Splitting of the tangent sheaf for codimension one foliations without invariant hypersurfaces or rational first integrals

Determine whether the tangent sheaf TF of a codimension one holomorphic foliation F on complex projective space P^n with locally free tangent sheaf necessarily splits when F does not admit any invariant hypersurface; more generally, determine whether TF necessarily splits when F admits no rational first integral.

Background

The paper investigates conditions under which tangent sheaves of holomorphic distributions and foliations split, with a focus on two-dimensional distributions and codimension one foliations on projective spaces. Among its main results, Theorem C shows that for codimension one foliations on P^3 tangent to a nontrivial holomorphic vector field, the tangent sheaf splits. Additional criteria and division properties are established to guarantee splitting in various scenarios.
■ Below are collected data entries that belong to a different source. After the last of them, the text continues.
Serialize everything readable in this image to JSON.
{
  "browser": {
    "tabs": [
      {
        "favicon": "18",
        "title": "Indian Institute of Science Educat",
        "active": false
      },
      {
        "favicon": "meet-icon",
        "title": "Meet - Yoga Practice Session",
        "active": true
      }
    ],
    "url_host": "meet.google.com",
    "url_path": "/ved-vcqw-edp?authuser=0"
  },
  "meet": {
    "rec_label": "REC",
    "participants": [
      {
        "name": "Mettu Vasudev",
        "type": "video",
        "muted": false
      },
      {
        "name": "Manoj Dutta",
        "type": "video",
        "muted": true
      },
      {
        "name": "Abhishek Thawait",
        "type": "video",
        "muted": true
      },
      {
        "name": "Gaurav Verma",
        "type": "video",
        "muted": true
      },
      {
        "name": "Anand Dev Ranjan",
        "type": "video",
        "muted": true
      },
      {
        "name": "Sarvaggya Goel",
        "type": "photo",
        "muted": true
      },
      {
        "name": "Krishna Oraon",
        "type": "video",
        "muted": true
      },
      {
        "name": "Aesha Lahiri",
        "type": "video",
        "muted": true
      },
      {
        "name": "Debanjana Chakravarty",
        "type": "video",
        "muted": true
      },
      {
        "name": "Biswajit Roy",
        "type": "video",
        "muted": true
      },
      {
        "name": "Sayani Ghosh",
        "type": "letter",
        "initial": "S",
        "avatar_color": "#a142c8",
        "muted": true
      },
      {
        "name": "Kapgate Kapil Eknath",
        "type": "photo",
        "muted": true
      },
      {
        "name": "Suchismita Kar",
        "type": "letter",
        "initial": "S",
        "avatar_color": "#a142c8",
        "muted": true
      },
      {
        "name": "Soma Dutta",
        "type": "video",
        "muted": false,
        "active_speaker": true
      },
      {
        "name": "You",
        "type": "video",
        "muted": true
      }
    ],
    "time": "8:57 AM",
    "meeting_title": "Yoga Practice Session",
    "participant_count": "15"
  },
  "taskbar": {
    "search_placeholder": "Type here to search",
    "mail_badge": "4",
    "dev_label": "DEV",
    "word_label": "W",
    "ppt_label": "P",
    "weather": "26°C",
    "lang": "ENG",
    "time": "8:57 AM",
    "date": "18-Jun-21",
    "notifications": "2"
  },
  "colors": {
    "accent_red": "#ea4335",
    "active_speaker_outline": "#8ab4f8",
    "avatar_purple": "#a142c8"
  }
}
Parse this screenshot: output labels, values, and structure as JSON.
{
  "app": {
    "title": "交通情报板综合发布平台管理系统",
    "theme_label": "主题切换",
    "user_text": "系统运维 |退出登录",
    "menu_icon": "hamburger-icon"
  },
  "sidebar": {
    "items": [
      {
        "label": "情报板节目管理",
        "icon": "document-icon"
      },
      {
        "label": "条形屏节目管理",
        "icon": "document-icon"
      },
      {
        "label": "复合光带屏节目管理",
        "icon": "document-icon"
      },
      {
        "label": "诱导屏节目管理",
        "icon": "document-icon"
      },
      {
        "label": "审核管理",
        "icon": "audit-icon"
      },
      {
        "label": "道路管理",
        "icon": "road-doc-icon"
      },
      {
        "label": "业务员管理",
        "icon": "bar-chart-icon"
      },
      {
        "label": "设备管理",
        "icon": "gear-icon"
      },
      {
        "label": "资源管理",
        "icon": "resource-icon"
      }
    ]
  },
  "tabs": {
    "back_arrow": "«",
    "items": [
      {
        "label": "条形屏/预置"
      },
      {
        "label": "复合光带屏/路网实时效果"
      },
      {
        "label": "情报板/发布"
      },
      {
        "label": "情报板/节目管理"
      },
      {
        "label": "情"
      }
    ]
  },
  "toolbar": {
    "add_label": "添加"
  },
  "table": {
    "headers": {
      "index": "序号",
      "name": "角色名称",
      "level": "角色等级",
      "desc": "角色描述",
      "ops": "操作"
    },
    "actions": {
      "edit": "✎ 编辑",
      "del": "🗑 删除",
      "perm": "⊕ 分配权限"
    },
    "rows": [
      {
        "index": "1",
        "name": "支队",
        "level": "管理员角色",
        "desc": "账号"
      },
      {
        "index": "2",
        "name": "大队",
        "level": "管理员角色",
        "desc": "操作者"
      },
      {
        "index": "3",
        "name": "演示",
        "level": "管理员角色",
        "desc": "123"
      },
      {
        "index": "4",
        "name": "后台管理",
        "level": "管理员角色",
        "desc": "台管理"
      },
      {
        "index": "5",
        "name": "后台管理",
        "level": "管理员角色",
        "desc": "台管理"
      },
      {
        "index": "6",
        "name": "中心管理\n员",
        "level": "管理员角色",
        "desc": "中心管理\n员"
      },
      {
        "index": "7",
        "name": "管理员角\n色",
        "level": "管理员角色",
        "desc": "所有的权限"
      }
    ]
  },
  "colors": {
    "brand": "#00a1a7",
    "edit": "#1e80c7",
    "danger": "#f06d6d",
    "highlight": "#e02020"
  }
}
The authors note that there exist codimension one foliations on projective space whose tangent sheaf is locally free but does not split, with recent explicit constructions given in [13]. Importantly, all known non-splitting examples have rational first integrals. Building on Corollary 6.5, which ensures splitting for certain low-degree cases or under the presence of specific geometric structures, the authors pose an open problem asking whether the absence of invariant hypersurfaces or rational first integrals suffices to force splitting of TF.